Variant 1
All you need is a single row with standard = true, so set standard to null in all other rows. Then a plain UNIQUE constraint works, since null values do not violate it. See:
CREATE TABLE taxrate ( taxrate int PRIMARY KEY , standard bool DEFAULT true , CONSTRAINT standard_true_or_null CHECK (standard) -- that's all , CONSTRAINT standard_only_1_true UNIQUE (standard) );
DEFAULT true is an optional reminder to set the first row entered to true. It's not enforcing anything. While you cannot have more than one row with standard = true this way, you can still set all rows to null. There is no clean way to prevent this with only constraints in a single table. CHECK constraints do not consider other rows (without dirty tricks).
Related:
To update:
BEGIN; UPDATE taxrate SET standard = NULL WHERE standard; UPDATE taxrate SET standard = TRUE WHERE taxrate = 2; COMMIT;
While you set to null first, the UNIQUE constraint is never violated. To allow any order of updates, where the constraint is only satisfied at the end of the transaction, the UNIQUE constraint would have to be DEFERRABLE.
Or use a data-modifying CTE, works even with (default) NOT DEFERRABLE constraint:
WITH kingdead AS ( UPDATE taxrate SET standard = true WHERE taxrate = 1 ) UPDATE taxrate SET standard = null WHERE standard; -- works because effect of UPDATE not visible, yet
See:
Or (while you don't need a deferrable constraint or FK constraint pointing to this row) you can also use a partial UNIQUE index instead. Less formal, equally effective:
ALTER TABLE taxrate DROP CONSTRAINT IF EXISTS standard_only_1_true; CREATE UNIQUE INDEX taxrate_standard_only_1_true ON taxrate (standard) WHERE standard; -- that's all, only true qualifies
Reduces the index to a single row.
fiddle
Variant 2
Have a second table with a single row like:
Create this as superuser:
CREATE TABLE taxrate ( taxrate int PRIMARY KEY ); CREATE TABLE taxrate_standard ( taxrate int PRIMARY KEY REFERENCES taxrate ); -- singleton! CREATE UNIQUE INDEX taxrate_standard_singleton ON taxrate_standard ((true)); REVOKE DELETE ON TABLE taxrate_standard FROM public; -- can't delete INSERT INTO taxrate (taxrate) VALUES (42); INSERT INTO taxrate_standard (taxrate) VALUES (42);
Now there is always a single row pointing to the standard (in this simple case also representing the standard rate directly).
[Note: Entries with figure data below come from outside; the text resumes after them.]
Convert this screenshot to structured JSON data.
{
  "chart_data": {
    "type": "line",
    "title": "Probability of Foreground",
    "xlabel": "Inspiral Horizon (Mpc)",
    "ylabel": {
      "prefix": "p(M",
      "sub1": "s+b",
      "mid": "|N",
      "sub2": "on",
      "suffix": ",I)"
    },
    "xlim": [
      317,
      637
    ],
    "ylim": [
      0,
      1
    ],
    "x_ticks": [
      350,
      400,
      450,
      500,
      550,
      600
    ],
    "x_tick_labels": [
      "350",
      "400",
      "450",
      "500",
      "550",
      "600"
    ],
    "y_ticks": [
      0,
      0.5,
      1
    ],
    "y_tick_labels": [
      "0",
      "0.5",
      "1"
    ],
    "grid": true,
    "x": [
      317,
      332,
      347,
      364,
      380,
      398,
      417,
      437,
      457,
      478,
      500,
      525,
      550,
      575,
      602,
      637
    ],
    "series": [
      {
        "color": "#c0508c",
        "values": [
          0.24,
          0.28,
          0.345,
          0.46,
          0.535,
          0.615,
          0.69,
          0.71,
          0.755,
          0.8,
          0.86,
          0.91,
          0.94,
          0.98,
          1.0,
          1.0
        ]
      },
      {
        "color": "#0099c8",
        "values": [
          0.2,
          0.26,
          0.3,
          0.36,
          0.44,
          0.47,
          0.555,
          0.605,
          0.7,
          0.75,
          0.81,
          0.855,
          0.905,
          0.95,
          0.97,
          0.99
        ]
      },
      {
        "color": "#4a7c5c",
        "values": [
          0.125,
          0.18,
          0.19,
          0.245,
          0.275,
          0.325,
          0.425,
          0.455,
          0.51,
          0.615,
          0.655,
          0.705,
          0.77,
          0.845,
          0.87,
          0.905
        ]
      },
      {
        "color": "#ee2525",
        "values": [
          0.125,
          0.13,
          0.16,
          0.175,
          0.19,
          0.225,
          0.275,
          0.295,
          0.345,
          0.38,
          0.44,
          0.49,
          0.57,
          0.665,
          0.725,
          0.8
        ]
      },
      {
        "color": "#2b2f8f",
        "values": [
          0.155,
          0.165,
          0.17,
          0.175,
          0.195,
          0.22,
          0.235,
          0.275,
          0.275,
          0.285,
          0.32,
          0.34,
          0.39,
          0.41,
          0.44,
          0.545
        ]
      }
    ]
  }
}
Only a superuser could break it. You might disallow that, too, with a trigger BEFORE DELETE.
dbfiddle here
Related:
You might add a VIEW to see the same as in variant 1:
CREATE VIEW taxrate_combined AS SELECT t.*, (ts.taxrate = t.taxrate) AS standard FROM taxrate t LEFT JOIN taxrate_standard ts USING (taxrate);
In queries where all you want is the standard rate, use (only) taxrate_standard.taxrate directly.
You later added:
There is a FK between products.tax_rate_id and tax_rate.id
A poor man's implementation of variant 2 would be to just add a row to products (or any similar table) pointing to the standard tax rate; a dummy product you might call "Standard tax rate" - if your setup allows it.
The FK constraints enforces referential integrity. To complete it, enforce tax_rate_id IS NOT NULL for the row (if that's not the case for the column in general). And disallow its deletion. Both could be put into triggers. No extra table, but less elegant and not as reliable.